There are no uninvolved observers in the work of bankleer. The inclusion of others, however, also means linking up to existing initiatives, whether local self-help groups for the unemployed or internationally active artistic networks. For example, »A-Class« emerged from a joint project with the Berlin idea workshop Workstation, run by Frauke Hehl, which in its turn owes its creation to an intervention of the Viennese artists’ group Wochenklausur.7 Workstation encourages individual and joint forms of activity outside paid employment and is connected with around 40 other artistic and cultural projects.8
Projects aimed at extending the concept of work have been at the focus of bankleer’s work for several years. It moves from place to place and takes along material from earlier events: videos document past actions, various items transfer remnants of meanings into new contexts. Each new venue thus illustrates a particular stage of development that is connected with other places and activities by many threads. In Galerie Plattform, bamboo canes hang from the ceiling. They are a reminder of bankleer’s presence at the World Social Forum in Bombay in 2004. They have long since lost contact with the piles of shredded documents on the floor of the gallery that bear their imprint. One of the canes has been turned into a grotesque maypole with doll’s forearms holding shields with coats of arms: an ironic symbol of the contradictory relationship between the local and the global that inevitably affects the problem of work. A net structure covers one of the coats of arms and the cover of a book published for the exhibition, and finally crystallises in polygonal objects made of corrugated cardboard that lie about on the floor.

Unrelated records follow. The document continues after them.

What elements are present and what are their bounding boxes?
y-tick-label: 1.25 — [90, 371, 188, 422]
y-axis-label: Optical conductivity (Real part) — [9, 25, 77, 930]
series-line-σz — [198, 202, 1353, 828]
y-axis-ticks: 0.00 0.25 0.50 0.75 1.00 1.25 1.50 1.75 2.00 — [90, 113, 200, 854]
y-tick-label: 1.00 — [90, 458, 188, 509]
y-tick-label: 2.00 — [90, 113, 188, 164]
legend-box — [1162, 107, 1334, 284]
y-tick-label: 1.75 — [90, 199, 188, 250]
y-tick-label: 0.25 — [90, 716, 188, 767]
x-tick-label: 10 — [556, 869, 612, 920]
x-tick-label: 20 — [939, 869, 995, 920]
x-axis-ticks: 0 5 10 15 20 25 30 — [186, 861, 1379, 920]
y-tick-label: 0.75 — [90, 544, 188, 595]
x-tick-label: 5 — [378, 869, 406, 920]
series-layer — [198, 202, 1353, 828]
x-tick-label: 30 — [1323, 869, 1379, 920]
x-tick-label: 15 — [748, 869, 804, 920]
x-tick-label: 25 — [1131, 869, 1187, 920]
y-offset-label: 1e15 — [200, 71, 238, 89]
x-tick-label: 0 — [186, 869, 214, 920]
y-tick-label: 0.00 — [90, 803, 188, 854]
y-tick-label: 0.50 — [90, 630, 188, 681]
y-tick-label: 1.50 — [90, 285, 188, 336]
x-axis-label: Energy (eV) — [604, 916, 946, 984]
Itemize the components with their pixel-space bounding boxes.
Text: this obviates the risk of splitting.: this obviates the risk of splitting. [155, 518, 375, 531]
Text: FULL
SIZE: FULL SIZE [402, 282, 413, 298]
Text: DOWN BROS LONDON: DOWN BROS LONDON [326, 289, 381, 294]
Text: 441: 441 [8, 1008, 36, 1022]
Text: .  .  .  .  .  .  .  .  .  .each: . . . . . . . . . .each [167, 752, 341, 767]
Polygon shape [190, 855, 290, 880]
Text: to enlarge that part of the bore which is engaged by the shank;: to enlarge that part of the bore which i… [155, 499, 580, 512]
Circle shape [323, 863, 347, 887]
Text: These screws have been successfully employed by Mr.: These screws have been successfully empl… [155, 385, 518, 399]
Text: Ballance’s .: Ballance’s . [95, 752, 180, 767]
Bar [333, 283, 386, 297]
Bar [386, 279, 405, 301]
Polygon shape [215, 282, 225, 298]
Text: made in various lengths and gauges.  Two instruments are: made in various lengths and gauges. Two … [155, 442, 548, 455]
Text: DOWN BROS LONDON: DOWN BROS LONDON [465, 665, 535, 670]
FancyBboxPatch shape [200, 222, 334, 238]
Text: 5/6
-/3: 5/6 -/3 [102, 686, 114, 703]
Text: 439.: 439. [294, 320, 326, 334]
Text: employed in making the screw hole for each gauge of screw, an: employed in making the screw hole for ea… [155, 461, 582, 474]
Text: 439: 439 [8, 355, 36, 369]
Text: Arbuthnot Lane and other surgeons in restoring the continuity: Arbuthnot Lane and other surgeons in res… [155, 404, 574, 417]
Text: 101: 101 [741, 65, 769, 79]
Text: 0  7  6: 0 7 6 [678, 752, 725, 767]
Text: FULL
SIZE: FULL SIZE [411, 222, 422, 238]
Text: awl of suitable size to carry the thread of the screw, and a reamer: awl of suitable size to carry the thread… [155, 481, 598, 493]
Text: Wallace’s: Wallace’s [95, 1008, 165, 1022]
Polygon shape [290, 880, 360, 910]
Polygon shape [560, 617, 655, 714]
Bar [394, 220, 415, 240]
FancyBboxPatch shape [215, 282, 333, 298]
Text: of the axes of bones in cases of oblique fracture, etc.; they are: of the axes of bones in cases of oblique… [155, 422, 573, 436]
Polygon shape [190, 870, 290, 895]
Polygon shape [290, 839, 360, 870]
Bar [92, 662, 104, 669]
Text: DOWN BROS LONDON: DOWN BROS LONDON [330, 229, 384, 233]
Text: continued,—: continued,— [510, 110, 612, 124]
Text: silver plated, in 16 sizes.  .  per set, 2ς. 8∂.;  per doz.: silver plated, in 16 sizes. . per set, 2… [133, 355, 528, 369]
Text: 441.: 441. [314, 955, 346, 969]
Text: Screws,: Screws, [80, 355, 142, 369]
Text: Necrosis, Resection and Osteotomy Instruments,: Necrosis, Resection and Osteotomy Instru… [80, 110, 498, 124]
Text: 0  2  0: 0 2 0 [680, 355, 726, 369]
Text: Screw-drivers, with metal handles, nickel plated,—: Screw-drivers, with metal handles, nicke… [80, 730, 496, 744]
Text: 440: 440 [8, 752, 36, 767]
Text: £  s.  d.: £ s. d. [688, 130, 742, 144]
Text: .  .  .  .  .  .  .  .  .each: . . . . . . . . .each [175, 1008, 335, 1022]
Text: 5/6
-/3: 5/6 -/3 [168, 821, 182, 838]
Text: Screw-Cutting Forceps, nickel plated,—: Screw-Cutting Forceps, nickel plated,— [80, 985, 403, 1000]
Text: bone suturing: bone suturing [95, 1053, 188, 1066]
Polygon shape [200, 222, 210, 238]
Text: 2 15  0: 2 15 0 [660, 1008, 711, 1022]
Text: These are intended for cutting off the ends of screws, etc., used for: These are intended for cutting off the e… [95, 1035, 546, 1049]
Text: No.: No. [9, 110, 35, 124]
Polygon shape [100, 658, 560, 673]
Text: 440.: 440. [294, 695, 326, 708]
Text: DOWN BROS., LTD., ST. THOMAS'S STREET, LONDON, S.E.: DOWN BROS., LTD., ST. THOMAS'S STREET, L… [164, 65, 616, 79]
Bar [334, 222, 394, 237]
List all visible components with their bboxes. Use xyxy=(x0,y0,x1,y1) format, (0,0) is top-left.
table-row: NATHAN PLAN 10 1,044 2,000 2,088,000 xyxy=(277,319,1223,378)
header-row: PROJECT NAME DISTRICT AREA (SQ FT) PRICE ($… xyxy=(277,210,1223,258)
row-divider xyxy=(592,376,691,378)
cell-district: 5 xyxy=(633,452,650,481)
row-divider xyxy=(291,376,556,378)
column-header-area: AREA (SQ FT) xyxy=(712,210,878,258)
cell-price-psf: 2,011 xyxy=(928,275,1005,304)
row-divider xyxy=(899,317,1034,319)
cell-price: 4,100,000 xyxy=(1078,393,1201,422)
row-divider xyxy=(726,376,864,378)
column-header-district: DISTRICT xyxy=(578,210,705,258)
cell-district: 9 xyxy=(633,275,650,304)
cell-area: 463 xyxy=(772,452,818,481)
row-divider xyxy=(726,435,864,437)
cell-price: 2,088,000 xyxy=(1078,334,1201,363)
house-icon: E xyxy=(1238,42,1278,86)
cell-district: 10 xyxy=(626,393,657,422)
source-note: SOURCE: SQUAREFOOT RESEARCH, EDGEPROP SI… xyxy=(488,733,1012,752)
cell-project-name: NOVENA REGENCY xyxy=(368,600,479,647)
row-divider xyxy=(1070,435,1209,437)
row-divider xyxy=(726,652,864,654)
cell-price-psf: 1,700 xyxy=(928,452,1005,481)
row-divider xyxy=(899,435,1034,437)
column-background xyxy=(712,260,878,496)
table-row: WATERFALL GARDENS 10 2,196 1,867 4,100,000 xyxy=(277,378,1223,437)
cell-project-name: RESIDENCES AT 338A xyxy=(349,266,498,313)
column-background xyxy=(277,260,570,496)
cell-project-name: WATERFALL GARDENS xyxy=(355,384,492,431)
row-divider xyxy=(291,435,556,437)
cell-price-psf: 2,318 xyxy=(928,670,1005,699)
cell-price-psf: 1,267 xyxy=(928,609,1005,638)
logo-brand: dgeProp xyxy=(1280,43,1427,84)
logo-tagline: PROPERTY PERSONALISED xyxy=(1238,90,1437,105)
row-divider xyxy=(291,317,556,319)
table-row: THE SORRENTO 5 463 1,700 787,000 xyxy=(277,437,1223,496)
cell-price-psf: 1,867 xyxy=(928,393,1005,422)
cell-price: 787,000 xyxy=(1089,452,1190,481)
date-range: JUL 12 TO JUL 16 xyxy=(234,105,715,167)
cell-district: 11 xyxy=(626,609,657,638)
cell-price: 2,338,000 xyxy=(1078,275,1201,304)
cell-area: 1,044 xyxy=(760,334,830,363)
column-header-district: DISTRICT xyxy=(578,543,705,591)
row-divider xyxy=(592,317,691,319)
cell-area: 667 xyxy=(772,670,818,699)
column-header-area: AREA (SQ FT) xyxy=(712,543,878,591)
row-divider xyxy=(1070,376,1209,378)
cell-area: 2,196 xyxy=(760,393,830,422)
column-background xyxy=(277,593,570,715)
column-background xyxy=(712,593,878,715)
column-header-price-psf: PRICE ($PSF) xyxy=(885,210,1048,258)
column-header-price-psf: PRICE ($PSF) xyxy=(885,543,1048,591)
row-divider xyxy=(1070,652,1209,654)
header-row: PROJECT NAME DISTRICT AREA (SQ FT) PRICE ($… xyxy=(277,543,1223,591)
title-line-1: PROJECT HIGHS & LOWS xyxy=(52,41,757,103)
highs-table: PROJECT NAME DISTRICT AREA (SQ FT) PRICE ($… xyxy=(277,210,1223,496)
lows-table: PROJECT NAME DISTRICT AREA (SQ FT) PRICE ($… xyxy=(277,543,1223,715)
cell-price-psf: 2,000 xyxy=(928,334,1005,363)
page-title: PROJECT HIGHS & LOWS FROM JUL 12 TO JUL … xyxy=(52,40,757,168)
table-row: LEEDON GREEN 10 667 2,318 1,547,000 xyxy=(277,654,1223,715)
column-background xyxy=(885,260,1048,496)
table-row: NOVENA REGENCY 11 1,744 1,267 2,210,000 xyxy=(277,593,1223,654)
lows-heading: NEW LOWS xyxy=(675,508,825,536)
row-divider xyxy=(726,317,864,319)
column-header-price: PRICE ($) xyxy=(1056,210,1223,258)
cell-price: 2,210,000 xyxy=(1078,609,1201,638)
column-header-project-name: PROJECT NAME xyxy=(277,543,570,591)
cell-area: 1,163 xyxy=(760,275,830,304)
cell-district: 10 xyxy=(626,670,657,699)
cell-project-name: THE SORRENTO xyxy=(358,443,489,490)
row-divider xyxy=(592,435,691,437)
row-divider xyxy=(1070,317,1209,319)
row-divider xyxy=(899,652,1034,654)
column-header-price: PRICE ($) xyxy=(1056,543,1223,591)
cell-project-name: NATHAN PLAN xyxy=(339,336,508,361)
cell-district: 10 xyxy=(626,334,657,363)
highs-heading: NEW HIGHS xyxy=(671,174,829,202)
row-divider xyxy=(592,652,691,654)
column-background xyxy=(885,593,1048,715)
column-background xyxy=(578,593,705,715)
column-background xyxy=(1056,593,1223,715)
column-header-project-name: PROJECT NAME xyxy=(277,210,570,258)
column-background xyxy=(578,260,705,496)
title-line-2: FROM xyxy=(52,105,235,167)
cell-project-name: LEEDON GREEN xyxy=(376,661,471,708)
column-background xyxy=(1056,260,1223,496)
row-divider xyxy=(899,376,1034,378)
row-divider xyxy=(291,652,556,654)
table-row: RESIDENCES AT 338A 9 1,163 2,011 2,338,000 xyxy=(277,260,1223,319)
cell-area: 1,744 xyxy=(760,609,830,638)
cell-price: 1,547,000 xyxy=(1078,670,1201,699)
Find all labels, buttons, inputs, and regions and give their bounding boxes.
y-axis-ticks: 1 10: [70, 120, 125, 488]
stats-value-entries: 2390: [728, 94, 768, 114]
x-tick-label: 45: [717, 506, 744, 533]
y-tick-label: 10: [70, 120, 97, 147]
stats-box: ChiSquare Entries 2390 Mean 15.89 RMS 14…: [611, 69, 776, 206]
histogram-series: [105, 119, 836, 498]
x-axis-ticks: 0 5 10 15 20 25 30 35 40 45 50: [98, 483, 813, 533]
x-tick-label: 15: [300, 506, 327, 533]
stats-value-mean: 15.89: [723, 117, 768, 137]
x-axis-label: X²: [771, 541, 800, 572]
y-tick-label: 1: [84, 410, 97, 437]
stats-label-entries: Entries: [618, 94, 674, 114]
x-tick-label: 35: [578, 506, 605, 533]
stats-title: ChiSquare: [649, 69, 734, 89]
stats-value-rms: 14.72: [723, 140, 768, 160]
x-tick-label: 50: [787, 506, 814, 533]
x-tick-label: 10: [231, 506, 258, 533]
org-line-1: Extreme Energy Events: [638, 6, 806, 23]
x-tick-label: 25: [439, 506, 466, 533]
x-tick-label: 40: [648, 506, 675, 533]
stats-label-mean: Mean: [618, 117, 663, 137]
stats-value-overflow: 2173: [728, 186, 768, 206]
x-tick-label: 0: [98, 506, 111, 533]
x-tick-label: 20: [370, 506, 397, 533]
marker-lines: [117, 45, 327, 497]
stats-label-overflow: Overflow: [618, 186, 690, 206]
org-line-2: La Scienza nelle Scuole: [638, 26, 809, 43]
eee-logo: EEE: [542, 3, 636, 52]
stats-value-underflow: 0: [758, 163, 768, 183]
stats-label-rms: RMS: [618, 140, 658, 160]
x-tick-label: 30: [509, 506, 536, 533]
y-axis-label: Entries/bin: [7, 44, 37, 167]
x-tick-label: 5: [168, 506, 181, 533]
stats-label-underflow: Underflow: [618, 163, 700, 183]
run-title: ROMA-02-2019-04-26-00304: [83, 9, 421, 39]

In Bombay, bankleer commented on video recordings of demonstrations with sentences from Niklas Luhmann and Slavoj Zizek: »The protesting reflection achieves something that is achieved nowhere else. It takes on topics that none of the function systems, neither politics nor economy, neither religion nor the education system, neither science nor law would recognise as their own. It is at odds with everything that arises in the way of self-description within the function systems.« However, bankleer is not interested in illustrating intellectual theories, but in eloquent images. In a video from the Stuttgart Wilhelm Zoo, cardboard signs written by hand are in a chimpanzee cage. »Be active in a deregulated way« says one of the signs. The chimpanzees demonstrate what this means: after barely ten minutes, all the signs have been taken apart.9

1 bankleer: »where work ends and mission begins«, Galerie Plattform, Berlin, Februar 24 to March 24 2005. A book published by merz & solitude, Stuttgart, has appeared under the same title. See http://www.bankleer.org/.
2 Led by Aurea Ferreres.
3 The videos come from the FrauenLesbenFilmCollectif, from AK Kraak and Kanal B; unemployed groups that participated included: WUT; SALZ, see http://www.arbeitslosenzentrum-salz.de/; lagalo (Landesarbeitsgemeinschaft der Arbeitsloseninitiativen), http://www.lagalo.de/.
4 In the game installation, bankleer refer to the New Games of the seventies: at the time, strategies like teamwork and the dismantling of rigid hierarchies, which originally arose in the Leftist sphere, were entering the management of big companies.
5 In both cases, the moderator was Frank Weigand.
6 The disc, together with a video of the »Teufelsrad« performance, had been part of the installation »Rotiere! Arbeitssimulation« in Kunstbank Berlin (2003).
7 Since 1993, WochenKlausur has been trying to counter negative developments and implement long-lasting improvements by means of well-directed temporary interventions.; http://wochenklausur.t0.or.at/.
8 http://www.workstation-berlin.org/
9 In a continuation of this action in the venerable Hotel Büyük Londra in Istanbul, bankleer put on the chimpanzee mask themselves. bankleer were in Istanbul at the invitation of Erden Kosova to take part in the second part of the exhibition »Along the Gates of the Urban« (the first part took place in spring 2004 in the K&S Gallery in Berlin). At the same time, bankleer continued the »A-Class« series of interviews in Bombay and Istanbul.